Ada dua alasan mengapa selama ini sekte lebih sering dipelajari dari pada gerakan kepercayaan. Pertama, untuk keperluan tertentu, ternyata tidak penting membedakan keduanya, dan para ilmuwan sosial biasa menggunakan istilah ‘sekte’. Kedua, meskipun sekte sudah dikenal sebagai istilah yang merendahkan (umat Kristen sudah lama memakai istilah ini untuk menyatakan perbuatan murtad yang menyimpang dari doktrin resmi), para ahli sosiologi di abad 20 sudah memakai istilah tersebut tanpa menyiratkan penilaian apapun. Orientasi ini timbul dari pandangan para ilmuwan bahwa sejarah agama Kristen (dan mungkin juga agama-agama besar lain) dicirikan dengan hubungan yang saling mempengaruhi antara heterodoksi sektarian (sectarian heterodoxy) dan ortodoksi gereja (churchly orthodoxy. Orientasi ini juga berasal dari argumen bahwa beberapa gerakan sekte memberi pengaruh amat penting terhadap perkembangan konsepsi barat tentang individualisme, organisasi relawan, dan demokrasikhususnya sekte-sekte Protestan abad 17. Dalam ini penulis menekankan bahwa pada kelompok yang mengatasnamakan Muslim Brotherhood sejatinya memang terdiri dari beberapa sekte yang berlandaskan nama laskar jihad.
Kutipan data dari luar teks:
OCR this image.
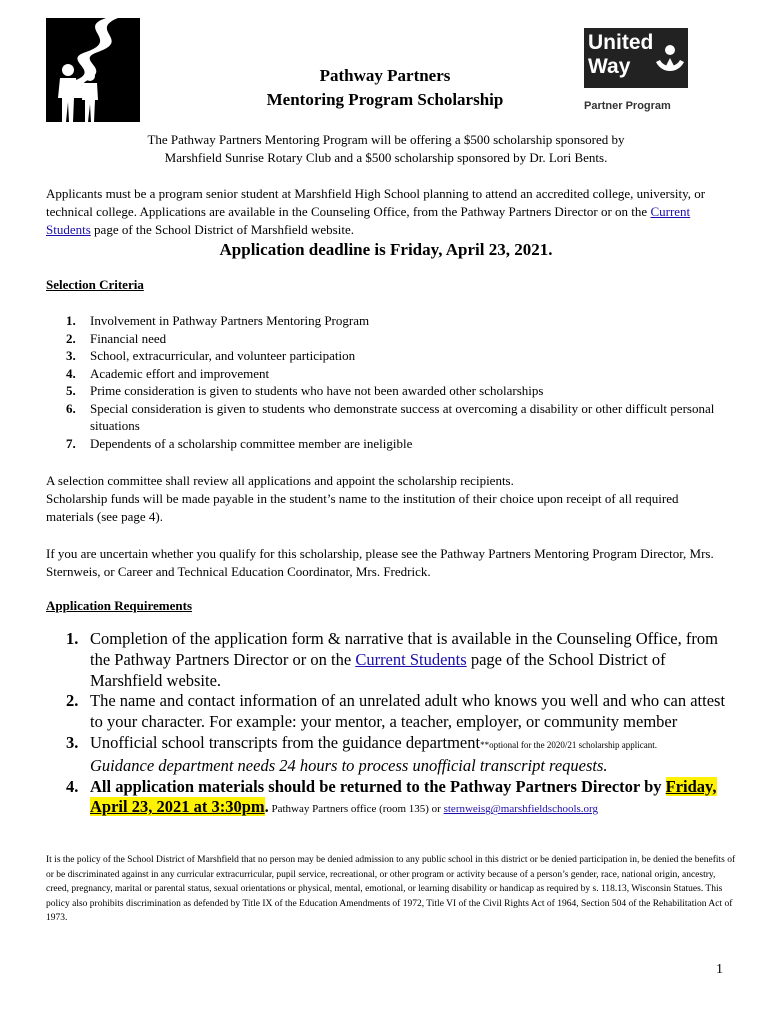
Pathway Partners
Mentoring Program Scholarship
United
Way
Partner Program
The Pathway Partners Mentoring Program will be offering a $500 scholarship sponsored by
Marshfield Sunrise Rotary Club and a $500 scholarship sponsored by Dr. Lori Bents.
Applicants must be a program senior student at Marshfield High School planning to attend an accredited college, university, or technical college. Applications are available in the Counseling Office, from the Pathway Partners Director or on the Current Students page of the School District of Marshfield website.
Application deadline is Friday, April 23, 2021.
Selection Criteria
1. Involvement in Pathway Partners Mentoring Program
2. Financial need
3. School, extracurricular, and volunteer participation
4. Academic effort and improvement
5. Prime consideration is given to students who have not been awarded other scholarships
6. Special consideration is given to students who demonstrate success at overcoming a disability or other difficult personal situations
7. Dependents of a scholarship committee member are ineligible
A selection committee shall review all applications and appoint the scholarship recipients.
Scholarship funds will be made payable in the student’s name to the institution of their choice upon receipt of all required materials (see page 4).
If you are uncertain whether you qualify for this scholarship, please see the Pathway Partners Mentoring Program Director, Mrs. Sternweis, or Career and Technical Education Coordinator, Mrs. Fredrick.
Application Requirements
1. Completion of the application form & narrative that is available in the Counseling Office, from the Pathway Partners Director or on the Current Students page of the School District of Marshfield website.
2. The name and contact information of an unrelated adult who knows you well and who can attest to your character. For example: your mentor, a teacher, employer, or community member
3. Unofficial school transcripts from the guidance department**optional for the 2020/21 scholarship applicant.
Guidance department needs 24 hours to process unofficial transcript requests.
4. All application materials should be returned to the Pathway Partners Director by Friday, April 23, 2021 at 3:30pm. Pathway Partners office (room 135) or sternweisg@marshfieldschools.org
It is the policy of the School District of Marshfield that no person may be denied admission to any public school in this district or be denied participation in, be denied the benefits of or be discriminated against in any curricular extracurricular, pupil service, recreational, or other program or activity because of a person’s gender, race, national origin, ancestry, creed, pregnancy, marital or parental status, sexual orientations or physical, mental, emotional, or learning disability or handicap as required by s. 118.13, Wisconsin Statues. This policy also prohibits discrimination as defended by Title IX of the Education Amendments of 1972, Title VI of the Civil Rights Act of 1964, Section 504 of the Rehabilitation Act of 1973.
1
Sehingga disetiap laskar jihad yang mendiami Suriah sedari pemerintahan Hafez al Assad yang awalnya bertindak atas nama solidaritas Muslim Brotherhood beralih kepada kepentingan kelompok setiap sekte. Seperti yang dijelaskan oleh Mehdi Hassan seorang Syiah asli Inggris yang konsen terhadap kajian konflik Timur Tengah dan an award-winning British journalist, broadcaster,  author and political commentator dalam pidato orasinya. Mahmed Hassan mengatakan bahwa, “Remember whether we are Sunni or Shia we face the same challenges and obstacles, we face the same ISLAMOPHOBIA, and anti-Muslims bigotry, the same debate about RADICALIZATION and EXTREMISM, the same attack on our dress cloth and HALAL MEAT that we eat. we need to stick together, support one another, have empathy with one another.” “konflik Suriah bukan konflik saudara antara Sunni dan Syi’ah, akan tetapi ini adalah Middle East Politics, Arab Politics and Sekratianism Politics.”6
Di sisi sebaliknya, gerakan kepercayaan tidak memiliki pengaruh inovatif pada masyarakat. Gerakan kepercayaan tidak mau menjadi kelompok terpencil. Mereka memberikan keuntungan konkrit dan khusus pada pengikut, jadi bukan pandangan komprehensif dan konsep-konsep tentang keselamatan sebagaimana biasanya disampaikan sekte-sekte religius. Upaya membedakan sekte dan gerakan kepercayaan menjadi makin sulit di tahun 1970-an, karena makin maraknya berbagai kelompok ‘pergerakan agama baru’ yang kontroversial (banyak di antaranya terinspirasi oleh ide-ide atau pemimpin non barat). Para wartawan dan pemimpin gerakan kemudian menjulukinya sebagai gerakan kepercayaan yang bertujuan mendorong kontrol hukum atas berbagai kegiatan mereka, khusunya teknik dan metode konversi dalam mempertahankan calon pengikut. Namun banyak dari gerakan baru ini lebih tepat disebut sekte dari sudut pandang sosiologis.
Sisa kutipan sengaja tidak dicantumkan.